Quant au mot de la fin, comment ne pas le laisser à Joe Sacco, fin connaisseur de la bande dessinée comme du Moyen-Orient (Palestine : une nation occupée ; Palestine : dans la bande de Gaza) quand il évoque, à propos de ce bel ouvrage, ce « regard sans sentimentalisme sur le malaise d’une société, les relations humaines, et ce lieu trouble où les deux s’entrecroisent ».
Nous suivons le début d'une histoire d'amour de deux jeunes israélites de milieux sociaux différents à savoir un modeste chauffeur de taxi et une riche héritière pas très jolie. La recherche du père de l'un des deux protagonistes sera le leitmotiv de cette histoire rocambolesque sous bien des aspects. On le croit réellement disparu après une vague d'attentats assez sanglants touchant les lieux publics. Une enquête privée commence alors et nous entrainera vers des chemins inexplorés mêlés également de fausses pistes.
Il est vrai que la terreur des attentats n'est qu'une toile de fond mais assez insistante pour nous indiquer que cet Etat vit sous une menace permanente qui est en soi condamnable pour l'horreur de ce que cela entraîne pour les populations civiles innocentes. Cependant, l'auteur nous garde bien de nous expliquer les raisons qui mènent à cet état de fait ! Les guerres de résistance face à un envahisseur peuvent prendre diverses formes et notamment celle d'une réplique terroriste. Encore une fois, l'auteur ne se borne qu'à survoler ce sujet même si c'est purement insidieux dans une espèce de banalité de la terreur.
Sur le fond, j'ai trouvé qu'il y avait des situations bien puériles. La fin m'a également interloqué pour son côté assez abrupt du genre "alors, tu sautes ou pas !". J'espère à titre purement personnel que cette société en perte de repères trouve un jour le chemin de la sagesse pour célébrer la paix des braves. On peut toujours rêver !
Les dessins ne m'emballent pas (simplistes limite naïfs), les personnages ne sont pas très intéressants (taxi désabusé et jeune fille riche désœuvrée) et leur histoire pas très crédible avec une fin ambigüe.

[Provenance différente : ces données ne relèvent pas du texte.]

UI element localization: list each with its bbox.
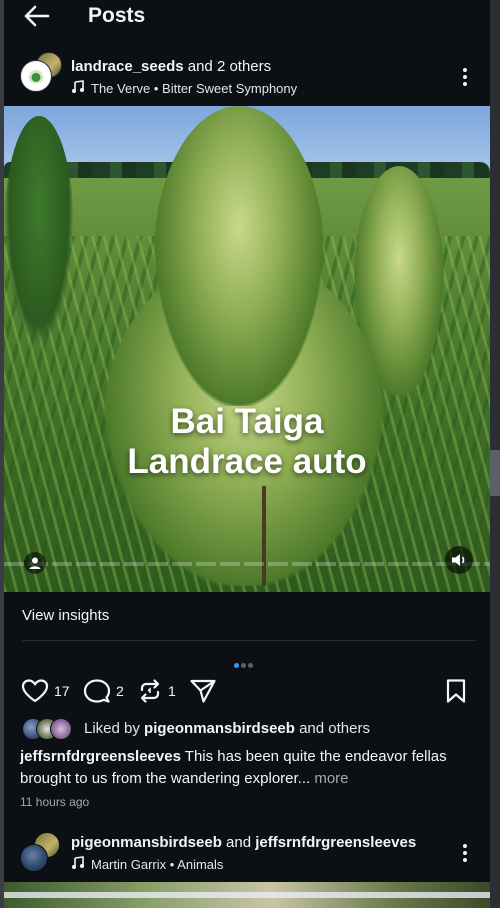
scrollbar-thumb[interactable] [490,450,500,496]
bookmark-icon [446,679,466,703]
user-tag-icon [29,557,41,569]
carousel-dot [241,663,246,668]
page-title: Posts [88,4,146,27]
likes-count[interactable]: 17 [54,683,70,699]
music-title[interactable]: Martin Garrix • Animals [91,857,223,872]
liked-by-username[interactable]: pigeonmansbirdseeb [144,720,295,737]
post-media[interactable]: Bai Taiga Landrace auto [4,106,490,592]
next-post-header: pigeonmansbirdseeb and jeffsrnfdrgreensl… [4,830,490,880]
author-collaborator-username[interactable]: jeffsrnfdrgreensleeves [255,834,416,851]
more-vertical-icon [463,68,467,72]
post-options-button[interactable] [462,68,468,88]
divider [22,640,476,641]
more-vertical-icon [463,844,467,848]
post-header: landrace_seeds and 2 others The Verve • … [4,50,490,104]
repost-button[interactable]: 1 [137,678,176,704]
media-overlay-text: Bai Taiga Landrace auto [4,402,490,482]
liked-by-text[interactable]: Liked by pigeonmansbirdseeb and others [84,720,370,737]
avatar [50,718,72,740]
post-author[interactable]: landrace_seeds and 2 others [71,58,271,75]
carousel-indicator [234,655,264,668]
liked-by-suffix[interactable]: and others [295,720,370,737]
carousel-dot-active [234,663,239,668]
repost-icon [140,679,160,703]
mute-toggle-button[interactable] [445,546,473,574]
back-button[interactable] [22,4,52,30]
music-attribution[interactable]: The Verve • Bitter Sweet Symphony [71,80,297,96]
music-title[interactable]: The Verve • Bitter Sweet Symphony [91,81,297,96]
arrow-left-icon [24,5,50,27]
save-button[interactable] [445,678,467,704]
media-plant [154,106,324,406]
post-caption: jeffsrnfdrgreensleeves This has been qui… [20,746,460,790]
tagged-users-button[interactable] [24,552,46,574]
send-icon [190,679,216,703]
caption-more-link[interactable]: more [310,770,348,787]
post-timestamp: 11 hours ago [20,795,90,809]
overlay-line-1: Bai Taiga [170,402,324,441]
share-button[interactable] [189,678,217,704]
next-post-media[interactable] [4,882,490,908]
liked-by-prefix: Liked by [84,720,145,737]
like-button[interactable]: 17 [21,678,70,704]
reel-progress-strip [4,562,490,566]
post-actions: 17 2 1 [4,676,490,706]
comments-count[interactable]: 2 [116,683,124,699]
music-note-icon [72,856,84,869]
author-join: and [221,834,256,851]
next-post-author[interactable]: pigeonmansbirdseeb and jeffsrnfdrgreensl… [71,834,416,851]
avatar-author[interactable] [20,844,48,872]
media-plant [4,116,74,346]
carousel-dot [248,663,253,668]
heart-icon [21,679,49,703]
post-options-button[interactable] [462,844,468,864]
media-stem [262,486,266,586]
music-note-icon [72,80,84,93]
window-scrollbar[interactable] [490,0,500,908]
author-username[interactable]: landrace_seeds [71,58,184,75]
seed-logo-icon [26,69,46,83]
speaker-icon [452,554,465,566]
caption-username[interactable]: jeffsrnfdrgreensleeves [20,748,181,765]
top-bar: Posts [4,0,490,34]
overlay-line-2: Landrace auto [127,442,367,481]
author-others[interactable]: and 2 others [184,58,271,75]
music-attribution[interactable]: Martin Garrix • Animals [71,856,223,872]
liked-by-row[interactable]: Liked by pigeonmansbirdseeb and others [22,718,482,740]
reposts-count[interactable]: 1 [168,683,176,699]
avatar-author[interactable] [20,60,52,92]
media-banner [4,892,490,898]
comment-icon [83,679,111,703]
comment-button[interactable]: 2 [83,678,124,704]
view-insights-link[interactable]: View insights [22,607,109,624]
author-username[interactable]: pigeonmansbirdseeb [71,834,222,851]
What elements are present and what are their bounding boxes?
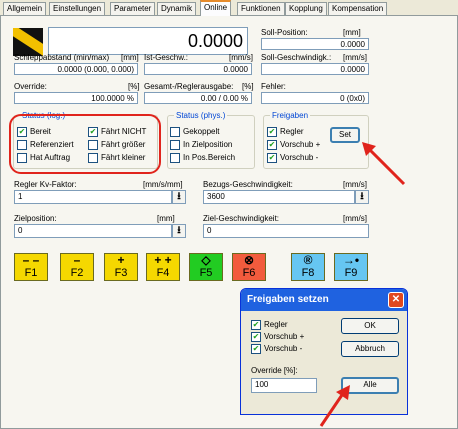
regler-kv-input[interactable]: 1 xyxy=(14,190,172,204)
dialog-override-label: Override [%]: xyxy=(251,366,298,375)
soll-position-label: Soll-Position: xyxy=(261,28,308,37)
soll-geschw-value: 0.0000 xyxy=(261,63,369,75)
bezugs-geschw-input[interactable]: 3600 xyxy=(203,190,355,204)
schleppabstand-value: 0.0000 (0.000, 0.000) xyxy=(14,63,138,75)
soll-position-unit: [mm] xyxy=(343,28,361,37)
status-in-pos-bereich: In Pos.Bereich xyxy=(170,153,235,163)
jog-fast-minus-icon: – – xyxy=(22,253,40,267)
freigabe-vorschub-minus[interactable]: ✔ Vorschub - xyxy=(267,153,318,163)
tab-allgemein[interactable]: Allgemein xyxy=(3,2,47,16)
regler-kv-unit: [mm/s/mm] xyxy=(143,180,183,189)
jog-minus-icon: – xyxy=(73,253,81,267)
gesamt-regler-unit: [%] xyxy=(242,82,254,91)
soll-position-value: 0.0000 xyxy=(261,38,369,50)
fehler-label: Fehler: xyxy=(261,82,286,91)
zielposition-apply-button[interactable]: ⭳ xyxy=(172,224,186,238)
tab-kopplung[interactable]: Kopplung xyxy=(285,2,327,16)
dialog-title: Freigaben setzen xyxy=(247,294,329,305)
ziel-geschw-input[interactable]: 0 xyxy=(203,224,369,238)
status-gekoppelt: Gekoppelt xyxy=(170,127,219,137)
ist-geschw-value: 0.0000 xyxy=(144,63,252,75)
tab-parameter[interactable]: Parameter xyxy=(110,2,156,16)
tab-einstellungen[interactable]: Einstellungen xyxy=(49,2,106,16)
gesamt-regler-value: 0.00 / 0.00 % xyxy=(144,92,252,104)
close-icon[interactable]: ✕ xyxy=(388,292,404,308)
f1-button[interactable]: – – F1 xyxy=(14,253,48,281)
checkbox-icon[interactable]: ✔ xyxy=(251,332,261,342)
zielposition-unit: [mm] xyxy=(157,214,175,223)
status-in-zielposition: In Zielposition xyxy=(170,140,232,150)
ziel-geschw-label: Ziel-Geschwindigkeit: xyxy=(203,214,280,223)
checkbox-icon[interactable]: ✔ xyxy=(267,140,277,150)
dialog-title-bar[interactable]: Freigaben setzen ✕ xyxy=(241,289,407,311)
override-label: Override: xyxy=(14,82,47,91)
soll-geschw-label: Soll-Geschwindigk.: xyxy=(261,53,332,62)
jog-fast-plus-icon: + + xyxy=(154,253,172,267)
reference-icon: ® xyxy=(303,253,313,267)
checkbox-icon[interactable]: ✔ xyxy=(251,320,261,330)
dialog-vorschub-plus[interactable]: ✔ Vorschub + xyxy=(251,332,304,342)
annotation-arrow-set-icon xyxy=(362,142,406,186)
checkbox-icon[interactable]: ✔ xyxy=(251,344,261,354)
stop-icon: ⊗ xyxy=(243,253,255,267)
status-log-highlight xyxy=(9,114,161,174)
zielposition-input[interactable]: 0 xyxy=(14,224,172,238)
set-button[interactable]: Set xyxy=(330,127,360,143)
regler-kv-label: Regler Kv-Faktor: xyxy=(14,180,77,189)
status-phys-title: Status (phys.) xyxy=(176,111,226,120)
dialog-vorschub-minus[interactable]: ✔ Vorschub - xyxy=(251,344,302,354)
f8-button[interactable]: ® F8 xyxy=(291,253,325,281)
checkbox-icon xyxy=(170,127,180,137)
freigabe-regler[interactable]: ✔ Regler xyxy=(267,127,304,137)
f2-button[interactable]: – F2 xyxy=(60,253,94,281)
freigaben-title: Freigaben xyxy=(272,111,309,120)
soll-geschw-unit: [mm/s] xyxy=(343,53,367,62)
goto-target-icon: →• xyxy=(342,253,360,267)
checkbox-icon xyxy=(170,140,180,150)
f3-button[interactable]: + F3 xyxy=(104,253,138,281)
abbruch-button[interactable]: Abbruch xyxy=(341,341,399,357)
f9-button[interactable]: →• F9 xyxy=(334,253,368,281)
start-icon: ◇ xyxy=(201,253,211,267)
checkbox-icon[interactable]: ✔ xyxy=(267,153,277,163)
f6-button[interactable]: ⊗ F6 xyxy=(232,253,266,281)
tab-online[interactable]: Online xyxy=(200,0,232,16)
override-unit: [%] xyxy=(128,82,140,91)
tab-bar: Allgemein Einstellungen Parameter Dynami… xyxy=(0,0,458,16)
dialog-regler[interactable]: ✔ Regler xyxy=(251,320,288,330)
bezugs-geschw-unit: [mm/s] xyxy=(343,180,367,189)
checkbox-icon xyxy=(170,153,180,163)
ist-geschw-label: Ist-Geschw.: xyxy=(144,53,189,62)
tab-funktionen[interactable]: Funktionen xyxy=(237,2,285,16)
regler-kv-apply-button[interactable]: ⭳ xyxy=(172,190,186,204)
ok-button[interactable]: OK xyxy=(341,318,399,334)
f5-button[interactable]: ◇ F5 xyxy=(189,253,223,281)
gesamt-regler-label: Gesamt-/Reglerausgabe: xyxy=(144,82,234,91)
bezugs-geschw-apply-button[interactable]: ⭳ xyxy=(355,190,369,204)
schleppabstand-unit: [mm] xyxy=(121,53,139,62)
checkbox-icon[interactable]: ✔ xyxy=(267,127,277,137)
schleppabstand-label: Schleppabstand (min/max) xyxy=(14,53,110,62)
f4-button[interactable]: + + F4 xyxy=(146,253,180,281)
zielposition-label: Zielposition: xyxy=(14,214,57,223)
fehler-value: 0 (0x0) xyxy=(261,92,369,104)
jog-plus-icon: + xyxy=(117,253,125,267)
axis-logo-icon xyxy=(13,28,43,56)
override-value: 100.0000 % xyxy=(14,92,138,104)
ist-geschw-unit: [mm/s] xyxy=(229,53,253,62)
dialog-override-input[interactable]: 100 xyxy=(251,378,317,393)
tab-dynamik[interactable]: Dynamik xyxy=(157,2,197,16)
freigabe-vorschub-plus[interactable]: ✔ Vorschub + xyxy=(267,140,320,150)
position-display: 0.0000 xyxy=(48,27,248,55)
ziel-geschw-unit: [mm/s] xyxy=(343,214,367,223)
annotation-arrow-alle-icon xyxy=(319,385,350,427)
bezugs-geschw-label: Bezugs-Geschwindigkeit: xyxy=(203,180,293,189)
tab-kompensation[interactable]: Kompensation xyxy=(328,2,388,16)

Pourtant c'est une lecture intéressante par la description de la société israélienne qui survit sur fonds d'attentat et qui ne voient pratiquement pas d'arabes (hors quelques domestiques).
A lire donc.
Alors que le dessin se fait un peu naïf, on se laisse tranquillement prendre à savoir ce qui est vraiment arrivé au père de Kobi. Il est disparu, serait-il ce cadavre calciné qu'on ne peut identifier, victime d'un attentat?

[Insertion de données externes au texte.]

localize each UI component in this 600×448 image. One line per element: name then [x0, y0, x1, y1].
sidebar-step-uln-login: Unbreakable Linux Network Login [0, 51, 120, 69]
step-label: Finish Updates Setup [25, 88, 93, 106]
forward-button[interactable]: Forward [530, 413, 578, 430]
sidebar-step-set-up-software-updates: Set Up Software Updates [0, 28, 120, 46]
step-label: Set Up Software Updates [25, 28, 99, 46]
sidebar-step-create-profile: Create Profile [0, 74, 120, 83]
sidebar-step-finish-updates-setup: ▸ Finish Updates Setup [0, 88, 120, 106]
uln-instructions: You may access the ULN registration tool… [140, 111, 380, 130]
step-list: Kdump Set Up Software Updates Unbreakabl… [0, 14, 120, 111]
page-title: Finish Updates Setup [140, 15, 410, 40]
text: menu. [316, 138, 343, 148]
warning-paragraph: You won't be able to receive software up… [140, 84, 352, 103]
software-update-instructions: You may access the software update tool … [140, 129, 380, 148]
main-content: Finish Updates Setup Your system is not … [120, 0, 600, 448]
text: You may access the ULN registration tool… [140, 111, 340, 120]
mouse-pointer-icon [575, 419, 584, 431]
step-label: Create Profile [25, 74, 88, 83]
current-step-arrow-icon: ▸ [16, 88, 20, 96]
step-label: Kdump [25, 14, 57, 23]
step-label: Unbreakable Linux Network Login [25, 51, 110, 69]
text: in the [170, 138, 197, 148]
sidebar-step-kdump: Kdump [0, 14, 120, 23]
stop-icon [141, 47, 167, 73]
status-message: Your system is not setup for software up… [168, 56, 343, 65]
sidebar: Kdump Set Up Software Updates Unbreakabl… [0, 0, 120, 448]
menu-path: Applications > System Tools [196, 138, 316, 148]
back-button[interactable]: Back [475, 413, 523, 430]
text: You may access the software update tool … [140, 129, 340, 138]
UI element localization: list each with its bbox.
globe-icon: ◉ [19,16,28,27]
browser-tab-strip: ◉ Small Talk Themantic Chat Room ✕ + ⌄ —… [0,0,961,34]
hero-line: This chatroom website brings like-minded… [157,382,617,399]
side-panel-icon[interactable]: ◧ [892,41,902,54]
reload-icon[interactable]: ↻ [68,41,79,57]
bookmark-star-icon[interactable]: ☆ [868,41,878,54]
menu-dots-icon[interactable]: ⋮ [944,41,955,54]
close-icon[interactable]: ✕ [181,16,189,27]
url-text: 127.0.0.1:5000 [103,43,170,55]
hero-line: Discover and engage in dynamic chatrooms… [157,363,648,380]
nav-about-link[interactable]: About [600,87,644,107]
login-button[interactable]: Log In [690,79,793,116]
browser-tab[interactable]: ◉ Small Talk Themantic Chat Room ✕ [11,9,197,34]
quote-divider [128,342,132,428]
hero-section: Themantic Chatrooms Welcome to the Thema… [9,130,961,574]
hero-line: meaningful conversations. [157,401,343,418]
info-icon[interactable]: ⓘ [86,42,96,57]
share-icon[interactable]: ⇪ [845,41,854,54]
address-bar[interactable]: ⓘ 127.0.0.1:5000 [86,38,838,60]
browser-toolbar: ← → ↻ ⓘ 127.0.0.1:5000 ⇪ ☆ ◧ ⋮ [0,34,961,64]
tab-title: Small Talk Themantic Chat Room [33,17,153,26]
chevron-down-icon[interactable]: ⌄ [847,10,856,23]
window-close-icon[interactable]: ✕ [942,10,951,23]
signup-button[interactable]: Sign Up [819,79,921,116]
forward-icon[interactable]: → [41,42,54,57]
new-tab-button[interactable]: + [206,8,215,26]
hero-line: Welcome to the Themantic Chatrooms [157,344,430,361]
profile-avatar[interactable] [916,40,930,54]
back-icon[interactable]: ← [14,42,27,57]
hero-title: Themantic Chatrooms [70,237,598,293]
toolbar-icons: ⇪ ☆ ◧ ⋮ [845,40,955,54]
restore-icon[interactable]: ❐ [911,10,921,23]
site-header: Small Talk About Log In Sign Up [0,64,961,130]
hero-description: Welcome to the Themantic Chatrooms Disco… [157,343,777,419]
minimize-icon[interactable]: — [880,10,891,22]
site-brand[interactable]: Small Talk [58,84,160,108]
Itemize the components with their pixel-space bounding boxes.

J'aime bien pouvoir lire des bd provenant d'autres parties du monde; comparer les manières de vuve, le culturel.
Au-delà de cette histoire lente et correcte, se dessine un petit road movie sympathique.

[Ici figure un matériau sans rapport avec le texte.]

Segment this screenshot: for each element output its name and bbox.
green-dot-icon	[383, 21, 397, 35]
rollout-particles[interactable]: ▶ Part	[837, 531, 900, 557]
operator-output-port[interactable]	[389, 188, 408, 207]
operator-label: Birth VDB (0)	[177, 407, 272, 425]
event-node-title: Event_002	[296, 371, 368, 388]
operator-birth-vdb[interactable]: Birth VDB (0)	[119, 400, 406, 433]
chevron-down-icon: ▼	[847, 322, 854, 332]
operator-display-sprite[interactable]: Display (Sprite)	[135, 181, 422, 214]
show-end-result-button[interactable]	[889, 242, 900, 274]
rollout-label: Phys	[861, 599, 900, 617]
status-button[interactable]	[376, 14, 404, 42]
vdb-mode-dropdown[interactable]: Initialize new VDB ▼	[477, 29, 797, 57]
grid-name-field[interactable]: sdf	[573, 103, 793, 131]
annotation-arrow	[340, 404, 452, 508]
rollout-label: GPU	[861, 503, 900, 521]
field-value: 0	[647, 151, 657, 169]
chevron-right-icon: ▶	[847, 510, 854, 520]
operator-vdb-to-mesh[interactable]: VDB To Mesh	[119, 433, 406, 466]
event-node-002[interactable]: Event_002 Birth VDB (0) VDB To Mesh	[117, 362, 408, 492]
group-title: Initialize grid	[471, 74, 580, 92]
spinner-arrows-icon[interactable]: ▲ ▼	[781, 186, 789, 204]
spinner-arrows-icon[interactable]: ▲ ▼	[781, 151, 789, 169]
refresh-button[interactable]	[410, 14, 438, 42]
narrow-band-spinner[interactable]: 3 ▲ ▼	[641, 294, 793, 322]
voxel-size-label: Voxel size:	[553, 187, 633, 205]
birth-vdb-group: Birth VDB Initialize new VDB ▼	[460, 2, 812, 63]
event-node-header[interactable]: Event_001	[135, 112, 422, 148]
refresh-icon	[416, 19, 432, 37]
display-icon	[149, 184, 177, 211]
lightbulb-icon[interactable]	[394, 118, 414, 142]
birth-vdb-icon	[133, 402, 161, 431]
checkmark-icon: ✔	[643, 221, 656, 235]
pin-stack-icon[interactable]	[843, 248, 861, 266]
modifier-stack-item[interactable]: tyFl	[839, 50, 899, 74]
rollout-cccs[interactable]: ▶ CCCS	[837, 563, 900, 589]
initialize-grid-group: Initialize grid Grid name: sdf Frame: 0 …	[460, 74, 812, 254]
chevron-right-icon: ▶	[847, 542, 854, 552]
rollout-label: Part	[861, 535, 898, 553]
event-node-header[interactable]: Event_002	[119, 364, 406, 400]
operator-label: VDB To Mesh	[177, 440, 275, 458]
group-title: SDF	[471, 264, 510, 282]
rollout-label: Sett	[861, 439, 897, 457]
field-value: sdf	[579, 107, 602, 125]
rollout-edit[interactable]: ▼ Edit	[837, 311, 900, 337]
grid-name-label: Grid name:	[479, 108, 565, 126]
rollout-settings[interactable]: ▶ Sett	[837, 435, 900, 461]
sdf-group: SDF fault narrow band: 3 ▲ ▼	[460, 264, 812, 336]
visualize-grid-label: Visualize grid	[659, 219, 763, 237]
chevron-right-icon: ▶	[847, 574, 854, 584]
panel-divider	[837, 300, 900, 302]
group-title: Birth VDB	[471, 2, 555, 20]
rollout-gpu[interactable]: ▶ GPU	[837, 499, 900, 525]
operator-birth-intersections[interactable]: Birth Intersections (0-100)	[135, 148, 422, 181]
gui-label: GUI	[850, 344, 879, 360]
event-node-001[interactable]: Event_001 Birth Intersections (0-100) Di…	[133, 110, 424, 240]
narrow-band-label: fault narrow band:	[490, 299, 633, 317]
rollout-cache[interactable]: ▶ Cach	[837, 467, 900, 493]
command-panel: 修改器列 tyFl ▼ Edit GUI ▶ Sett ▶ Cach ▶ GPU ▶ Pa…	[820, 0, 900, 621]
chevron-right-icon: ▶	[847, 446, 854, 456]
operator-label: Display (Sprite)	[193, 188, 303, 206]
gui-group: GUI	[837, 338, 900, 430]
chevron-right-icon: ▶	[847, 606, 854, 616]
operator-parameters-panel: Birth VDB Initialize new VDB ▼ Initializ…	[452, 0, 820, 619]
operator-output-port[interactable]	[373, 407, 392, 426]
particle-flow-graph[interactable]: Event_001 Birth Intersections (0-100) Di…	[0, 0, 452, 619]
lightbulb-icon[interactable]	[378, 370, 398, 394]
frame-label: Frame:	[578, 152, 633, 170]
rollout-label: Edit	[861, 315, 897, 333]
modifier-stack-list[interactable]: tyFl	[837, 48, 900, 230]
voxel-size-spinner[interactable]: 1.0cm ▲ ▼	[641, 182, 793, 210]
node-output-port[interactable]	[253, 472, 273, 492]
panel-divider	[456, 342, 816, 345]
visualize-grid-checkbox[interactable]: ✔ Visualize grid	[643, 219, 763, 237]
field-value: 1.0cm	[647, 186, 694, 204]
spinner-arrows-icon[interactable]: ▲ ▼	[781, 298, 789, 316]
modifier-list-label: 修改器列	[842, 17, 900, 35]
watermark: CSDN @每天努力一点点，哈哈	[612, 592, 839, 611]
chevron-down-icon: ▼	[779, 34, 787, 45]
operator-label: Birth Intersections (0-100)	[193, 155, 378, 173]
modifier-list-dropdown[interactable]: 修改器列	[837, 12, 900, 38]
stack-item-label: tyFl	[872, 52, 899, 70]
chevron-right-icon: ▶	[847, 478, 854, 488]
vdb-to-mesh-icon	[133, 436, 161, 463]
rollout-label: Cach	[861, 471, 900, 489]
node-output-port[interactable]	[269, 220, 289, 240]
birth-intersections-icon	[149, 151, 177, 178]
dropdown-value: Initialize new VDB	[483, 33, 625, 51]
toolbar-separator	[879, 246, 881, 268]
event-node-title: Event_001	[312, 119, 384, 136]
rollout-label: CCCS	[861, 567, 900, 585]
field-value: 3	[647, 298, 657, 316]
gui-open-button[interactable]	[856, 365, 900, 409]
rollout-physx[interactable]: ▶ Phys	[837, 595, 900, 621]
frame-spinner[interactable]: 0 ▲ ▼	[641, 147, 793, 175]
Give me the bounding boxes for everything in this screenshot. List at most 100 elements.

La bonne nouvelle derrière "Exit Wounds", c'est que la "nouvelle bande dessinée", ambitieuse, exigeante, sans tabous, auto-biographique ou romanesque, est en train de fleurir un peu partout, et même em Israël, pays qu'on imagine plus facilement en train de survivre entre terreur et répression. La mauvaise est que, au delà des attentats et de la vie qui ne vaut plus très cher, les pères sont partout les mêmes : mauvais (pères, donc), inconstants, infidèles, menteurs. Disparus. Invisibles. Et que leurs fils, partis à leur recherche, ne valent qu'un tout petit mieux. Mais il y a l'amour, le sexe, qui peut peut-être tout racheter. A condition que l'on ait quelqu'un d'assez solide en dessous de l'arbre pour nous rattraper quand on saute de la branche où l'on était perché. Y a-t-il une morale dans ces dessins encore plus "ligne claire" que la "ligne claire", au point d'en devenir évanescents ? Y a-t-il même un sens autre que celui que notre propre quête lui donnera ? "Exit wounds" est béant comme une blessure, donc, mais d'un vide accueillant, ce vide de corps et de vies qui ne demandent encore qu'à être remplis.